The suggested rate for malignancy in this category ranges from 5 to 15% [10, 11]. The number of patients whose FNAs are reported as FLUS and undergo surgical treatment is between 22.9 and 58.3% [1416]. For these patients, the average incidence of malignant disease ranges from 4.95 to 35.0% [1417]. In our study, the overall incidence of malignant disease in the FNA-biopsied nodules read as FLUS was 16.2%, a higher value than the suggested 5 to 15%. This higher incidence of malignancy among our FLUS cases was biased by the fact that we studied only patients who progressed to surgery and by excluding those who were followed clinically. The suggested incidence of malignancy for all patients having FLUS in their FNA results ranges from 5 to 15% [10, 11]; but for those submitted to surgical treatment this incidence can reach 25% [13]. Some clinical factors (e.g., sex, age, size of the nodule) should contribute to delineating a risk group of patients who are carriers of an FNA-indeterminate group and have an elevated incidence of malignancy [25]. We found no statistically significant association between the size of the nodule, age, or sex of the patient with elevated risk of malignancy among those designated FLUS.

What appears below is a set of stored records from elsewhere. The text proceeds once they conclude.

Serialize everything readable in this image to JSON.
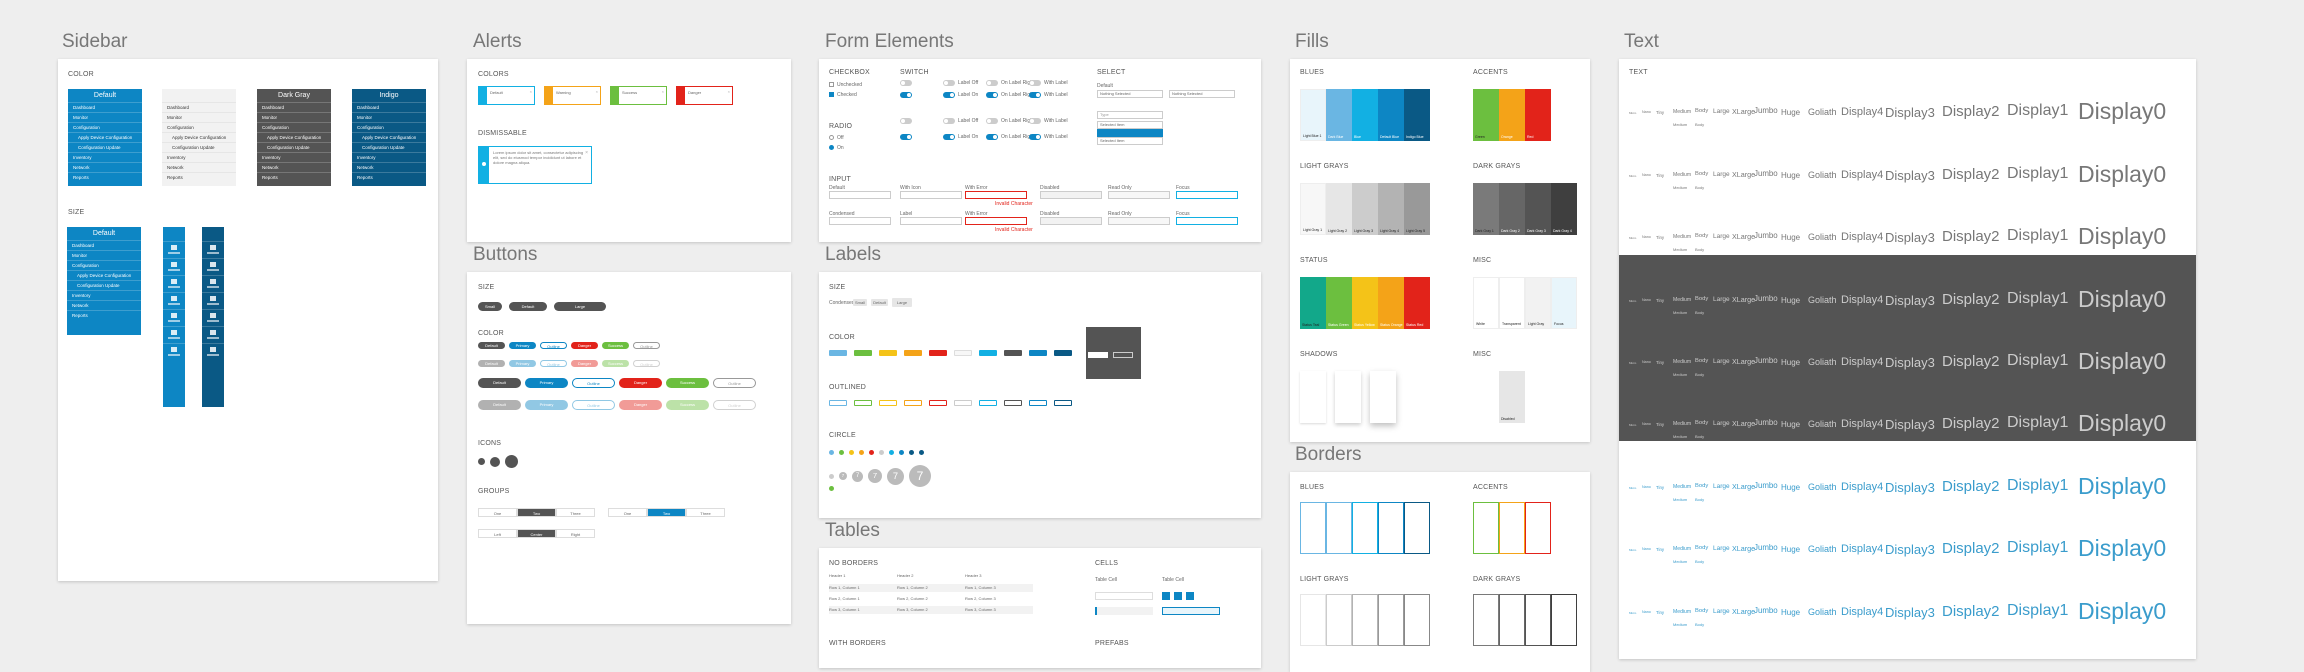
{
  "sections": {
    "sidebar": "Sidebar",
    "alerts": "Alerts",
    "form_elements": "Form Elements",
    "fills": "Fills",
    "text": "Text",
    "buttons": "Buttons",
    "labels": "Labels",
    "tables": "Tables",
    "borders": "Borders"
  },
  "sidebar": {
    "color_label": "COLOR",
    "size_label": "SIZE",
    "variants": [
      {
        "name": "Default",
        "bg": "#0d86c4",
        "text": "#ffffff"
      },
      {
        "name": "",
        "bg": "#f2f2f2",
        "text": "#333333"
      },
      {
        "name": "Dark Gray",
        "bg": "#545454",
        "text": "#ffffff"
      },
      {
        "name": "Indigo",
        "bg": "#0a5985",
        "text": "#ffffff"
      }
    ],
    "items": [
      "Dashboard",
      "Monitor",
      "Configuration",
      "Apply Device Configuration",
      "Configuration Update",
      "Inventory",
      "Network",
      "Reports"
    ],
    "size_default": "Default",
    "size_items": [
      "Dashboard",
      "Monitor",
      "Configuration",
      "Apply Device Configuration",
      "Configuration Update",
      "Inventory",
      "Network",
      "Reports"
    ]
  },
  "alerts": {
    "colors_label": "COLORS",
    "dismissable_label": "DISMISSABLE",
    "items": [
      {
        "text": "Default",
        "color": "#12b0e3"
      },
      {
        "text": "Warning",
        "color": "#f4a318"
      },
      {
        "text": "Success",
        "color": "#6cbf3f"
      },
      {
        "text": "Danger",
        "color": "#e2231a"
      }
    ],
    "dismiss_text": "Lorem ipsum dolor sit amet, consectetur adipiscing elit, sed do eiusmod tempor incididunt ut labore et dolore magna aliqua."
  },
  "form": {
    "checkbox": "CHECKBOX",
    "switch": "SWITCH",
    "select": "SELECT",
    "radio": "RADIO",
    "input": "INPUT",
    "checkbox_items": [
      "Unchecked",
      "Checked"
    ],
    "radio_items": [
      "Off",
      "On"
    ],
    "switch_items": [
      "Off",
      "Label Off",
      "On Label Right",
      "With Label",
      "On",
      "Label On",
      "On Label Right",
      "With Label"
    ],
    "select_default": "Default",
    "select_value": "Nothing Selected",
    "select_options": [
      "Type",
      "Selected Item",
      "Selected Item"
    ],
    "input_labels": [
      "Default",
      "With Icon",
      "With Error",
      "Disabled",
      "Read Only",
      "Focus"
    ],
    "input_error": "Invalid Character",
    "input_labels2": [
      "Condensed",
      "Label",
      "With Error",
      "Disabled",
      "Read Only",
      "Focus"
    ]
  },
  "buttons": {
    "size_label": "SIZE",
    "size_items": [
      "Small",
      "Default",
      "Large"
    ],
    "color_label": "COLOR",
    "icons_label": "ICONS",
    "groups_label": "GROUPS",
    "row1": [
      {
        "text": "Default",
        "bg": "#545454",
        "fg": "#ffffff"
      },
      {
        "text": "Primary",
        "bg": "#0d86c4",
        "fg": "#ffffff"
      },
      {
        "text": "Outline",
        "bg": "#ffffff",
        "fg": "#0d86c4"
      },
      {
        "text": "Danger",
        "bg": "#e2231a",
        "fg": "#ffffff"
      },
      {
        "text": "Success",
        "bg": "#6cbf3f",
        "fg": "#ffffff"
      },
      {
        "text": "Outline",
        "bg": "#ffffff",
        "fg": "#999999"
      }
    ],
    "groups": [
      "One",
      "Two",
      "Three"
    ],
    "groups2": [
      "Left",
      "Center",
      "Right"
    ]
  },
  "labels": {
    "size_label": "SIZE",
    "color_label": "COLOR",
    "outlined_label": "OUTLINED",
    "circle_label": "CIRCLE",
    "size_items": [
      "Condensed",
      "Small",
      "Default",
      "Large"
    ],
    "circle_number": "7",
    "colors": [
      "#6ab6e3",
      "#6cbf3f",
      "#f4c318",
      "#f4a318",
      "#e2231a",
      "#f7f7f7",
      "#12b0e3",
      "#545454",
      "#0d86c4",
      "#0a5985"
    ]
  },
  "tables": {
    "no_borders": "NO BORDERS",
    "cells": "CELLS",
    "with_borders": "WITH BORDERS",
    "prefabs": "PREFABS",
    "headers": [
      "Header 1",
      "Header 2",
      "Header 3"
    ],
    "rows": [
      [
        "Row 1, Column 1",
        "Row 1, Column 2",
        "Row 1, Column 3"
      ],
      [
        "Row 2, Column 1",
        "Row 2, Column 2",
        "Row 2, Column 3"
      ],
      [
        "Row 3, Column 1",
        "Row 3, Column 2",
        "Row 3, Column 3"
      ]
    ],
    "cell_labels": [
      "Table Cell",
      "Table Cell"
    ]
  },
  "fills": {
    "blues": "BLUES",
    "accents": "ACCENTS",
    "light_grays": "LIGHT GRAYS",
    "dark_grays": "DARK GRAYS",
    "status": "STATUS",
    "misc": "MISC",
    "shadows": "SHADOWS",
    "misc2": "MISC",
    "blue_colors": [
      "#e8f5fb",
      "#6ab6e3",
      "#12b0e3",
      "#0d86c4",
      "#0a5985"
    ],
    "blue_names": [
      "Light Blue 1",
      "Dark Blue",
      "Blue",
      "Default Blue",
      "Indigo Blue"
    ],
    "accent_colors": [
      "#6cbf3f",
      "#f4a318",
      "#e2231a"
    ],
    "accent_names": [
      "Green",
      "Orange",
      "Red"
    ],
    "lightgray_colors": [
      "#f7f7f7",
      "#e6e6e6",
      "#cccccc",
      "#b3b3b3",
      "#999999"
    ],
    "lightgray_names": [
      "Light Gray 1",
      "Light Gray 2",
      "Light Gray 3",
      "Light Gray 4",
      "Light Gray 5"
    ],
    "darkgray_colors": [
      "#7a7a7a",
      "#666666",
      "#545454",
      "#3f3f3f"
    ],
    "darkgray_names": [
      "Dark Gray 1",
      "Dark Gray 2",
      "Dark Gray 3",
      "Dark Gray 4"
    ],
    "status_colors": [
      "#12a88a",
      "#6cbf3f",
      "#f4c318",
      "#f4a318",
      "#e2231a"
    ],
    "status_names": [
      "Status Teal",
      "Status Green",
      "Status Yellow",
      "Status Orange",
      "Status Red"
    ],
    "misc_colors": [
      "#ffffff",
      "#ffffff",
      "#f2f2f2",
      "#e8f5fb"
    ],
    "misc_names": [
      "White",
      "Transparent",
      "Light Gray",
      "Focus"
    ],
    "misc2_name": "Disabled"
  },
  "borders": {
    "blues": "BLUES",
    "accents": "ACCENTS",
    "light_grays": "LIGHT GRAYS",
    "dark_grays": "DARK GRAYS",
    "blue_colors": [
      "#6ab6e3",
      "#6ab6e3",
      "#12b0e3",
      "#0d86c4",
      "#0a5985"
    ],
    "accent_colors": [
      "#6cbf3f",
      "#f4a318",
      "#e2231a"
    ],
    "lightgray_colors": [
      "#e6e6e6",
      "#cccccc",
      "#b3b3b3",
      "#999999",
      "#888888"
    ],
    "darkgray_colors": [
      "#7a7a7a",
      "#666666",
      "#545454",
      "#3f3f3f"
    ]
  },
  "text": {
    "label": "TEXT",
    "small_sizes": [
      "Micro",
      "Nano",
      "Tiny",
      "Medium",
      "Body",
      "Large",
      "XLarge",
      "Jumbo"
    ],
    "sub_sizes": [
      "Medium",
      "Body"
    ],
    "huge": "Huge",
    "goliath": "Goliath",
    "d4": "Display4",
    "d3": "Display3",
    "d2": "Display2",
    "d1": "Display1",
    "d0": "Display0",
    "colors": [
      "#777777",
      "#777777",
      "#777777",
      "#cccccc",
      "#cccccc",
      "#cccccc",
      "#3a9ccc",
      "#3a9ccc",
      "#3a9ccc"
    ],
    "row_bg": [
      "#ffffff",
      "#ffffff",
      "#ffffff",
      "#545454",
      "#545454",
      "#545454",
      "#ffffff",
      "#ffffff",
      "#ffffff"
    ]
  }
}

The incidence of incidental PTM associated with FLUS nodules is not specifically defined in the literature and not often validated [10]. The high prevalence of incidental PTM in autopsy cases and that is related to other thyroid pathology is not a new finding. In autopsy cases the incidence ranges from 0.01 to 35.6%; and in recent reports of thyroidectomy performed for thyroid disease other than diagnosed malignancy, it ranges from 3.1 to 21.0% [26]. The impact of this association with other thyroid disease needs to be clarified. In our study, the incidence of incidental PTM was 21.3%. It was also related to the thin 1.5 mm thickness of the anatomopathologic slices of the thyroid gland. We were able to analyze the association between incidental PTM and FLUS nodules only in patients submitted to total thyroidectomy. Therefore, we did not include patient who underwent thyroid lobectomy only. The incidence of contralateral PTM (opposite to the lobe harboring the FLUS nodule) was 6.6%. This is not enough to justify total thyroidectomy for all patients with nodules that have a FLUS cytopathology report. The indication for total thyroidectomy in a patient with a FLUS diagnosis should be based on clinical and radiologic examination findings along with the patient’s preference.

Conclusions

The FLUS group in the Bethesda system for reporting FNA results of thyroid nodules constitutes a controversial category that needs more clarification to be used as a reproducible and well accepted risk stratification parameter for thyroid cancer. The 16.2% incidence of malignancy in FNA nodules read as FLUS in patients who underwent surgery and the 21.3% rate of associated incidental PTM demonstrate the importance of offering surgical treatment in selected cases.